= Jonathan Ornstein =

Businessman from the United States

Jonathan G. Ornstein (born June 2, 1957) is chairman and chief executive officer of Mesa Air Group, Inc., and was appointed on May 1, 1998. From April 1996 to his joining the company as chief executive officer, Ornstein was president and chief executive officer and chairman of Virgin Express, a European airline. From 1995 to April 1996, Ornstein was chief executive officer of Virgin Express Holdings Inc.

Ornstein joined Continental Express as president and chief executive officer in July 1994 and, in November 1994, was named senior vice president, Airport Services at Continental Airlines. Ornstein was previously employed by the company from 1988 to 1994, as executive vice president and as president of the company's WestAir Holding subsidiary.

==Controversies==
In 1978, Ornstein dropped out of the University of Pennsylvania after his junior year and relocated to the Los Angeles area when he was 21 years old. He became a broker for the firm E.F. Hutton.
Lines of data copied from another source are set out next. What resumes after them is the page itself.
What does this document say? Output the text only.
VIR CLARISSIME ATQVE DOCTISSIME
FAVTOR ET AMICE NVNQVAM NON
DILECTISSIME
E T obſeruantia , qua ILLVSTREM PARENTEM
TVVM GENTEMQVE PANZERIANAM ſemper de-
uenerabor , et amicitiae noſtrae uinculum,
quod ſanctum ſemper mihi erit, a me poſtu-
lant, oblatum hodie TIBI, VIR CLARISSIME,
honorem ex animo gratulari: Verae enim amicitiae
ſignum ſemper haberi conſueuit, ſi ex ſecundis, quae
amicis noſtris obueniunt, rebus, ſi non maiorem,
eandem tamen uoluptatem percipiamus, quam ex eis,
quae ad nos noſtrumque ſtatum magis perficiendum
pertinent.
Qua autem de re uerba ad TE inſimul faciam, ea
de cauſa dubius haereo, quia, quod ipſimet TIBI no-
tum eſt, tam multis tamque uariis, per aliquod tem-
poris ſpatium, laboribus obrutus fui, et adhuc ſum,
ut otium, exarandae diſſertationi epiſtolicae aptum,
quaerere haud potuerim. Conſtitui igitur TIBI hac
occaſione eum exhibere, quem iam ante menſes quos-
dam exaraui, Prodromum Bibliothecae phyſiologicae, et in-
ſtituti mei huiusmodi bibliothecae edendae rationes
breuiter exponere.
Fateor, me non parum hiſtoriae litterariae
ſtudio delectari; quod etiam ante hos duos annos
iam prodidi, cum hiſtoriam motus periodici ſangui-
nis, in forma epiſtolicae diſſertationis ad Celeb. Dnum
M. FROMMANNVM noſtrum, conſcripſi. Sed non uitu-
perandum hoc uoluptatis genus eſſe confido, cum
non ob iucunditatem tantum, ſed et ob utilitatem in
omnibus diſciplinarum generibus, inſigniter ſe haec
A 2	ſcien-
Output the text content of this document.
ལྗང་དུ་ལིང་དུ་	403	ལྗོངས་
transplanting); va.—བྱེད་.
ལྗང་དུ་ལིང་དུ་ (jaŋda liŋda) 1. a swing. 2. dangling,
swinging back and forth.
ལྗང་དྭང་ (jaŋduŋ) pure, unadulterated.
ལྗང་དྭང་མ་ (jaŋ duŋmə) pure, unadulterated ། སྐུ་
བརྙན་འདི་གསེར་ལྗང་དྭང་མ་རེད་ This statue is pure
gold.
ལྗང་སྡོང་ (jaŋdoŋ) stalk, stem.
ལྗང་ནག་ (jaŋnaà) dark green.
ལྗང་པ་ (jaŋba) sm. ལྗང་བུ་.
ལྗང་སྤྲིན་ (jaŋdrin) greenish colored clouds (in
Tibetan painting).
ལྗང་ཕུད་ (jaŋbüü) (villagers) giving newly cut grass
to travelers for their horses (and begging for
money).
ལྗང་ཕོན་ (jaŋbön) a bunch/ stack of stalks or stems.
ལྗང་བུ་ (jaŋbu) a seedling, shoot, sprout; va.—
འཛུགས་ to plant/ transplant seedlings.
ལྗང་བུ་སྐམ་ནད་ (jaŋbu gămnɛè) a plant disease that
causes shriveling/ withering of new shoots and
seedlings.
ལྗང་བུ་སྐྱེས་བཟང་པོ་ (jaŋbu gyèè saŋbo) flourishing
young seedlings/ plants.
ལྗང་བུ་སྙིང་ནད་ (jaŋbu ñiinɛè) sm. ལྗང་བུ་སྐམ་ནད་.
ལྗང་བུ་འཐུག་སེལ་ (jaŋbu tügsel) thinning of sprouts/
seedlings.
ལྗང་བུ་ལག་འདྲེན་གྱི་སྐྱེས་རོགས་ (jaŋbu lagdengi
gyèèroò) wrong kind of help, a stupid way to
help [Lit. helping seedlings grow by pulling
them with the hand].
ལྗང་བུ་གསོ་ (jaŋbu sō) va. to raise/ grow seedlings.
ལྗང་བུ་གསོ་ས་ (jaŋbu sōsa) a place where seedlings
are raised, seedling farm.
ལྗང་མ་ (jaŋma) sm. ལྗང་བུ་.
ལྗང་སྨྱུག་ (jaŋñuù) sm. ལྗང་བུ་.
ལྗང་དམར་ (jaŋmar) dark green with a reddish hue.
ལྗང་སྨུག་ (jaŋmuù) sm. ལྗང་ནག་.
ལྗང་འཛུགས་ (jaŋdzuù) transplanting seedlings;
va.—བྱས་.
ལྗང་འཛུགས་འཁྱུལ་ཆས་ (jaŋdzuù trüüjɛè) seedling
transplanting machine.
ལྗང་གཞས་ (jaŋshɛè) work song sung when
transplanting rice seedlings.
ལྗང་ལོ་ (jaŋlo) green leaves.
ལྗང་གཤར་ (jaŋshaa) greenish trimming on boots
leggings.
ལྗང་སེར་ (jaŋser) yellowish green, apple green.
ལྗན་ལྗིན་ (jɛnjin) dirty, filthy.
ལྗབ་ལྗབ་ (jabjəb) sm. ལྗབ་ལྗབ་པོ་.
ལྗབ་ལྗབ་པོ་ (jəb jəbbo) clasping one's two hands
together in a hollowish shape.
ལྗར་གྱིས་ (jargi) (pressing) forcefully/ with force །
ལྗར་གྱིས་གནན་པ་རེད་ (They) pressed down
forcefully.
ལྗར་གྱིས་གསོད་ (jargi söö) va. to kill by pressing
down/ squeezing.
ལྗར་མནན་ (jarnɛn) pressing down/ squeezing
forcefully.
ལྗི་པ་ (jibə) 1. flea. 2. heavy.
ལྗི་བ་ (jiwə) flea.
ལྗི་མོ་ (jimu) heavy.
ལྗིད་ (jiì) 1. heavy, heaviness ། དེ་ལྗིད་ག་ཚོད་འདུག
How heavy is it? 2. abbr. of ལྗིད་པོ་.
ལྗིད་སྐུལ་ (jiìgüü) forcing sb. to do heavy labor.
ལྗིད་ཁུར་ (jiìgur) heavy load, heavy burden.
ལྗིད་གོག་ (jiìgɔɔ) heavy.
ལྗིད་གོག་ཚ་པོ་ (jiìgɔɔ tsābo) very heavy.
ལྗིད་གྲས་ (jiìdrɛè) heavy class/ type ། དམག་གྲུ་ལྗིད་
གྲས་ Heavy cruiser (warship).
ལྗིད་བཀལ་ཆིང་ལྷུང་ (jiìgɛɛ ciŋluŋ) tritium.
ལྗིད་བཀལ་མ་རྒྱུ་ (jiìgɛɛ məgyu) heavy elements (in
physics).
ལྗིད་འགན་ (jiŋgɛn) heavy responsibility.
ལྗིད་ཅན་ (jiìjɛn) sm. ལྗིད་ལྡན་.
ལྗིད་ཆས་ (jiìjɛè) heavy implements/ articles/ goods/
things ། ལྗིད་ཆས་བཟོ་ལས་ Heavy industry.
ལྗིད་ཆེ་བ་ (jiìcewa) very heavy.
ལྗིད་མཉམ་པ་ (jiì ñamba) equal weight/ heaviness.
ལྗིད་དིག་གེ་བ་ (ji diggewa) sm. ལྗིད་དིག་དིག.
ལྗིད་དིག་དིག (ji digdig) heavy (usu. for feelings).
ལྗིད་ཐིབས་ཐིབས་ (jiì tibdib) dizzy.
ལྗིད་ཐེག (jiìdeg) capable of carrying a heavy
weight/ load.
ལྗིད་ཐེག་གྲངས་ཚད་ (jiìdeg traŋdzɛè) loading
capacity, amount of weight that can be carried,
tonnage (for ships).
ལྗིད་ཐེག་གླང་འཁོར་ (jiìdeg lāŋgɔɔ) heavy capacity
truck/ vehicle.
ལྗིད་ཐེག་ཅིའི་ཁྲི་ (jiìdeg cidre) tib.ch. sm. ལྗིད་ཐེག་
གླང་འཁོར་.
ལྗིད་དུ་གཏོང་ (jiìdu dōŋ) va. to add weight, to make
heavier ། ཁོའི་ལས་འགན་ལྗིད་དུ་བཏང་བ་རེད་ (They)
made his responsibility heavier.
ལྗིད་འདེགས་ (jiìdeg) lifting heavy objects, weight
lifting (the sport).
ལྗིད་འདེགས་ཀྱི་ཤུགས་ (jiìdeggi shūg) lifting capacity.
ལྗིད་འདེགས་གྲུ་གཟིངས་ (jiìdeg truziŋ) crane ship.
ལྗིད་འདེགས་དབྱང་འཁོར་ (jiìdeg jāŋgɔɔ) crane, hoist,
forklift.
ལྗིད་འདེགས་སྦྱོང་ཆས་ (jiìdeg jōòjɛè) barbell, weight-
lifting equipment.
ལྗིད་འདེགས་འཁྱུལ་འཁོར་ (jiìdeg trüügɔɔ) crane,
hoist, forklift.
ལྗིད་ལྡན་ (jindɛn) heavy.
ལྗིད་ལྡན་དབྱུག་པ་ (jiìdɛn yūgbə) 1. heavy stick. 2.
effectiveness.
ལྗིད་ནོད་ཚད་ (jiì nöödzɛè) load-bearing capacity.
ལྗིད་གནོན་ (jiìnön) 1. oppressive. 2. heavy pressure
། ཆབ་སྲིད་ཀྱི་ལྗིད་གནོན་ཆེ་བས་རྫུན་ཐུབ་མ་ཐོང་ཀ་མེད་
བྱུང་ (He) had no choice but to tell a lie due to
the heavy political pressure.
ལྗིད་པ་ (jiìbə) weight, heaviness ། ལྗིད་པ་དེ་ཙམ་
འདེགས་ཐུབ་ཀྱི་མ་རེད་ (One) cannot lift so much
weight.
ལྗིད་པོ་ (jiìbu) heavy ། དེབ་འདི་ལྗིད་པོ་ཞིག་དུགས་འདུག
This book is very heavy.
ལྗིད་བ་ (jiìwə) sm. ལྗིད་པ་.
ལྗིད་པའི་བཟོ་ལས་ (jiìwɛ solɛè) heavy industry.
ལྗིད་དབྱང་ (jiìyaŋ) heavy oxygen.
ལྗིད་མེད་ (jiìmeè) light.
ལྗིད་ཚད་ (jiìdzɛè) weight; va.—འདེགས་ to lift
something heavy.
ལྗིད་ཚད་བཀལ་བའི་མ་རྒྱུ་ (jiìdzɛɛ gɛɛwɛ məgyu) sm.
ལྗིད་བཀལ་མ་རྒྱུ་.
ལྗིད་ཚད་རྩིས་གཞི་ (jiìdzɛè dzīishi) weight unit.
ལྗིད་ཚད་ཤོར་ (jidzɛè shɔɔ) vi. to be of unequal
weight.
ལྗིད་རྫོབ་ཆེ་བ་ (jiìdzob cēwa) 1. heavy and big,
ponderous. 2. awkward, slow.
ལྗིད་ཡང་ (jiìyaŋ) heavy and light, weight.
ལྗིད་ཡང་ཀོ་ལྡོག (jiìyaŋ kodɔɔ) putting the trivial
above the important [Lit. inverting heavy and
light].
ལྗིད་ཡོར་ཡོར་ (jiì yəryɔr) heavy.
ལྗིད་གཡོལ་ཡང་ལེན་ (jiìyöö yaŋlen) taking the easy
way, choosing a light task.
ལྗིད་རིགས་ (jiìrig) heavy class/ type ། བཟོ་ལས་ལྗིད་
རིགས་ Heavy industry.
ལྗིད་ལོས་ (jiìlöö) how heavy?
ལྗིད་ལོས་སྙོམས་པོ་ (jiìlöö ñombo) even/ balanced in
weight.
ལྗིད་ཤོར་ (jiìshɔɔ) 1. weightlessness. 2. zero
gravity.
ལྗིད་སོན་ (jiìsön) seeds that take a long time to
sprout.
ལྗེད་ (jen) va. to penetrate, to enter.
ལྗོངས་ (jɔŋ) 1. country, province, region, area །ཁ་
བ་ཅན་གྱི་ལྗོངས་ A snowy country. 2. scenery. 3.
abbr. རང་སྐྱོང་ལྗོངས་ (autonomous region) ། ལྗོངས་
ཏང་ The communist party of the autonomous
Ornstein signed a consent order in June 1993 agreeing to a $20,000 fine and a three-year ban from the American Stock Exchange for making unauthorized transactions in customer accounts as a broker for Prudential-Bache Securities, according to NASD records. Earlier the same year, he was fined $10,000 and suspended for two years from associating with NASD members in connection with similar allegations, according to the association's records.